Thursday, May 8, 2008

Good Bird Week

Thursday May 8 2008

It's spring-summer, and the birds are in full swing in Owyhee. At the house, the starlings are nesting in a hole in the wall right by the front door again, with at least 3 babies. Every time we walk through the door they start cheeping for food at the vibration the door makes. There's another starling nest of at least 3 babies in the A.C. on top of the Silver bullet trailer. The four parents are crazy busy from dawn till dusk.

Haven't found any nesting ravens along the 2 creeks here, though some resident ravens continue to hang around... including my spirit protector Raven (not my puppet but a real Raven we rescued recently... but that's another story).

I snuck up Bates Creek without the dogs and only a short distance up from our house, I flushed at least 4 roosting long-eared owls. They weren't nesting, just sleeping till I disturbed them. A kestrel was also flying around there, sounding agitated, either at me or the owls, so he must be defending a nest around there.

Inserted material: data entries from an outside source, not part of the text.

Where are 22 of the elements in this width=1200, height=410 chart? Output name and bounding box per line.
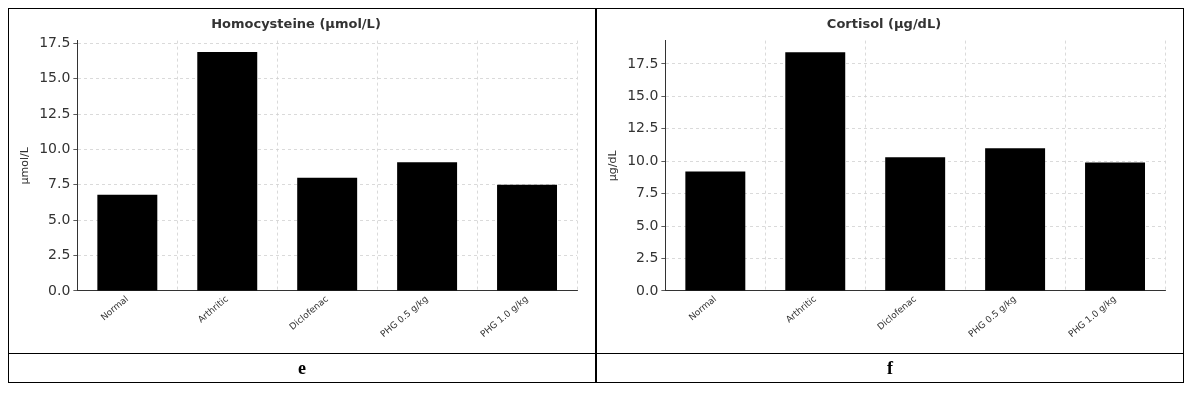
y-tick-label: 0.0 <box>48 281 71 298</box>
text: f <box>886 357 895 380</box>
y-tick-label: 15.0 <box>39 69 71 86</box>
y-tick-label: 2.5 <box>48 246 71 263</box>
y-tick-label: 15.0 <box>627 87 659 103</box>
chart-title: Cortisol (µg/dL) <box>826 16 942 32</box>
y-tick-label: 0.0 <box>636 281 659 298</box>
text: e <box>297 357 307 380</box>
y-tick-label: 10.0 <box>627 151 659 168</box>
y-tick-label: 12.5 <box>39 104 71 121</box>
y-tick-label: 17.5 <box>627 54 659 71</box>
chart-title: Homocysteine (µmol/L) <box>211 16 381 32</box>
y-axis-title: µg/dL <box>606 149 620 182</box>
y-tick-label: 17.5 <box>39 34 71 51</box>
y-tick-label: 5.0 <box>48 210 71 227</box>
y-tick-label: 10.0 <box>39 140 71 157</box>
y-tick-label: 7.5 <box>636 184 659 201</box>
y-tick-label: 5.0 <box>636 216 659 233</box>
y-tick-label: 7.5 <box>48 175 71 192</box>
y-tick-label: 2.5 <box>636 249 659 266</box>
y-axis-title: µmol/L <box>18 146 32 185</box>
y-tick-label: 12.5 <box>627 119 659 136</box>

I've seen and heard two resident kestrels around the two snags by the creek at the house, but wasn't sure where or if a nest existed. Had to be in a hole in the snag. I went out there in the evening and waited till the male came back to one of the dead trees... he was holding a lizard in his claws, but, he saw me standing down there watching, and he chittered at me, flew off in big circles, landed on another branch and chittered agitatedly. I didn't move at all, just stood and waited. It's not easy to wait out a kestrel, but finally, after a good 20 minutes, he changed his perturbed tone to a different one, communicating with his woman in one of the holes in the next tree, and finally, he flew there, hopped to a branch closer to the trunk, and closer, and I could now hear two kestrels chattering, and finally he flew to a hole. He passed off the lizard, and said something like, "Hey honey, come check out this freako human staring at us."

The female came out off the nest onto a tree branch and fluffed up and preened for a while. The male sat on a branch still staring at me. I didn't wait to see if the female went right back on the nest or if they both went out hunting, but I know where the nest is now.

There are busy screech owls (I hear at least one every night), robins, killdeer (who love the sprinklers), quail, magpies, flickers, yellow-rumped warblers, red-winged blackbirds, and a host of other birds I am lame at identifying, in abundance. The orioles, who keep the neat hanging woven nests, and Western tanagers have recently been spotted.

Today I went out with Karen the retired bird biologist - she still monitors golden eagle nests in the area. We hiked to a territory where a few weeks ago she saw a female sitting on a cliff nest - one of about 10 nests in this territory. The birds could probably care less about the grand sweeping view down onto the hills above the Snake River and the old Oregon Trail, and more about the somewhat secluded cliff nest, sheltered from the blustery west winds.

We saw at least 2 baby eagles on the nest, possibly three - fluffy white balls with big yellow beaks just starting to sprout black feathers. They just laid in the nest, the only movement the blinking of eyes. Karen estimated them to be between 4 and 5 weeks old. Karen will come back in a few weeks to check on them, to see if the nest has been judged 'successful,' which it is after at least one of the young has reached 52 days of age (which you can judge by their feathers and feather patterns).

This weekend Steph and I are off to the Eagle Extreme endurance ride near here, on Rhett and Jose, woohoo! It's their first ride since they come down with strangles in Arizona this winter. It can only be a good endurance ride with a name like Eagle Extreme.